We pray for pacman to deliver as he often does.
All hail to pacman!
Oh wait, I see that vmlinuz file has a version to it. I couldn’t remember if vmlinuz was the kernel or not, because I used to have multiples of them, but these days I only have one.
GRUB gets installed on your harddisk in your root partition, it’s configuration file on the boot partition and finally into your boot sector if I’m correct. UEFI is a standard for your firmware located outside your harddisk. You go from firmware -> partition layout -> bootloader (grub) -> kernel.
The firmware is closed source under BIOS or UEFI or if you’re hardcore open source, libreboot/coreboot/‘other options’ and is located somewhere on your motherboard on some chip.

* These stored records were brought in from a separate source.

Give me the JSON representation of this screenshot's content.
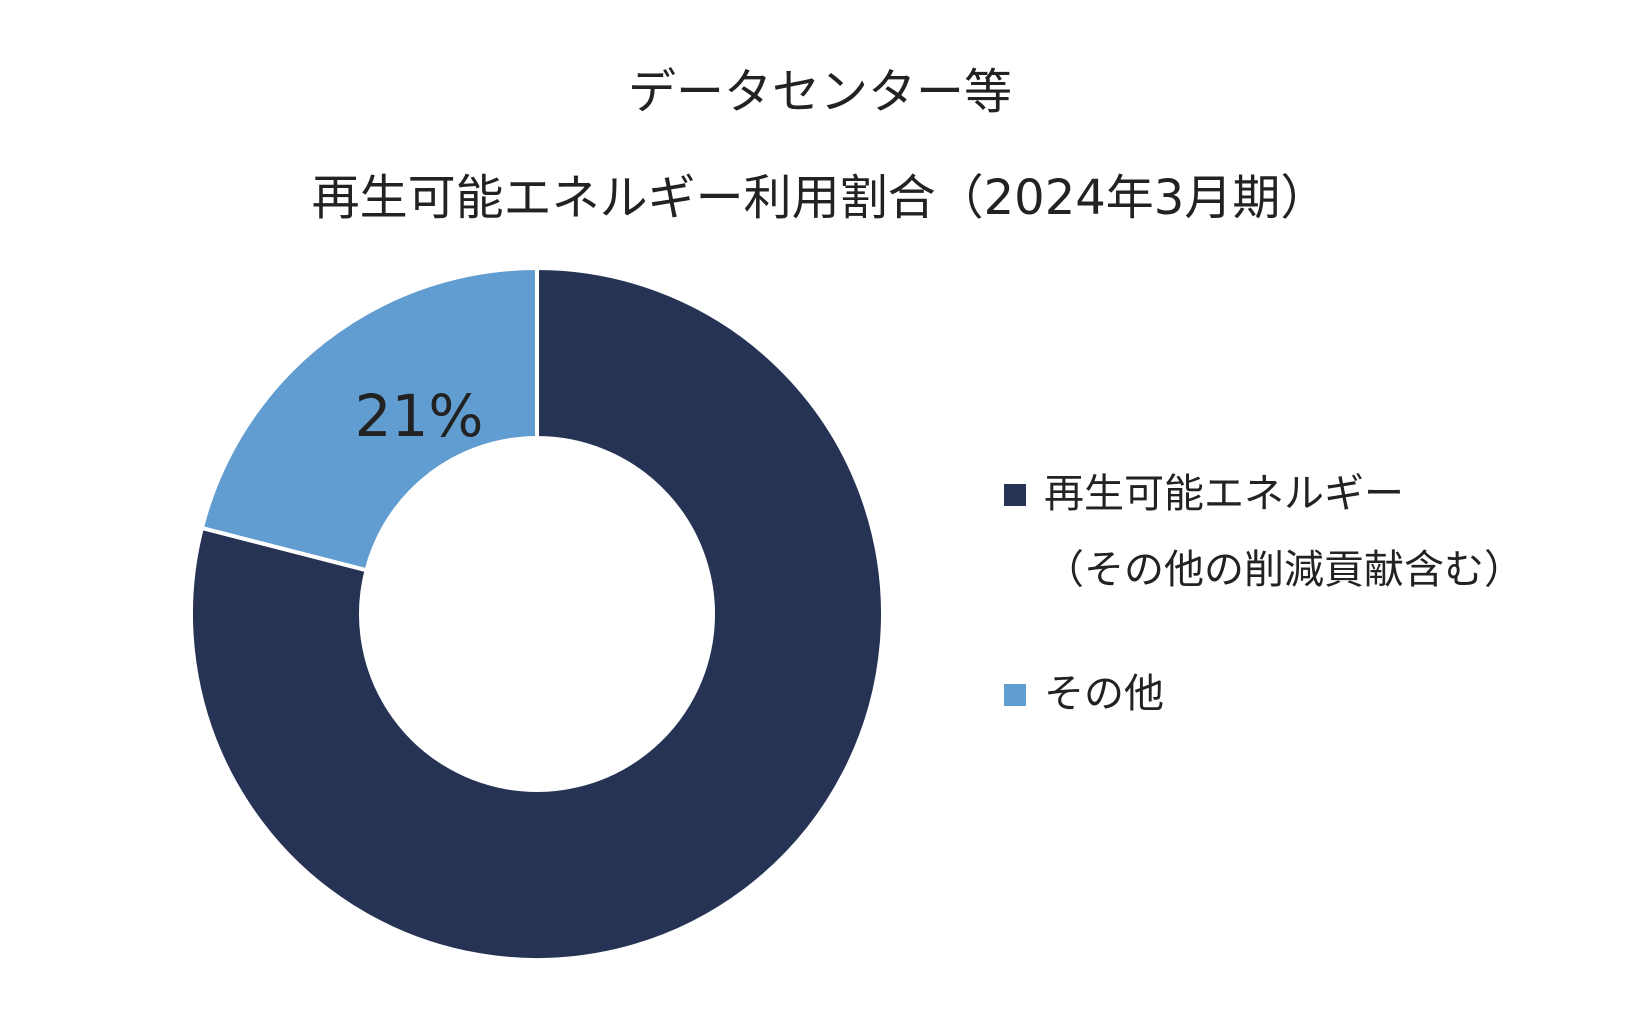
{
  "chart_data": {
    "type": "pie",
    "title": "データセンター等",
    "subtitle": "再生可能エネルギー利用割合（2024年3月期）",
    "series": [
      {
        "name": "再生可能エネルギー（その他の削減貢献含む）",
        "legend_line1": "再生可能エネルギー",
        "legend_line2": "（その他の削減貢献含む）",
        "value": 79,
        "label": "79%",
        "color": "#263355",
        "label_color": "#ffffff"
      },
      {
        "name": "その他",
        "legend_line1": "その他",
        "value": 21,
        "label": "21%",
        "color": "#629dd1",
        "label_color": "#222222"
      }
    ],
    "style": "donut",
    "legend_position": "right"
  }
}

Then there’s the partition layout and bootloader that are located inside /dev/sda
I believe, so inside the device itself, which can be read if you want to take a peek at it.
Now the bootloader located in the boot sector /dev/sda
loaded by the firmware located in some chip in the motherboard, has access to the boot partition, where it loads the bootloader’s configuration file usually located at /boot/grub/grub.cfg
for GRUB.
I remember UEFI having some kind of standard bootloader by itself, so it doesn’t even need a bootloader if I can remember correctly.
This what I recall as it was quite complicated for me too. Especially with software being called firmware and not being called motherbootware or pre-bootware or anything that indicates that this piece of software is the very first thing that starts running during boot.
But you look at /boot
and what you can find there. There will be at least two files there called initramfs and vmlinuz, which were also part of the boot process, but I forgot what role those two played.
It’s still a stupid term no matter how common it is. It has little to nothing to do with firms.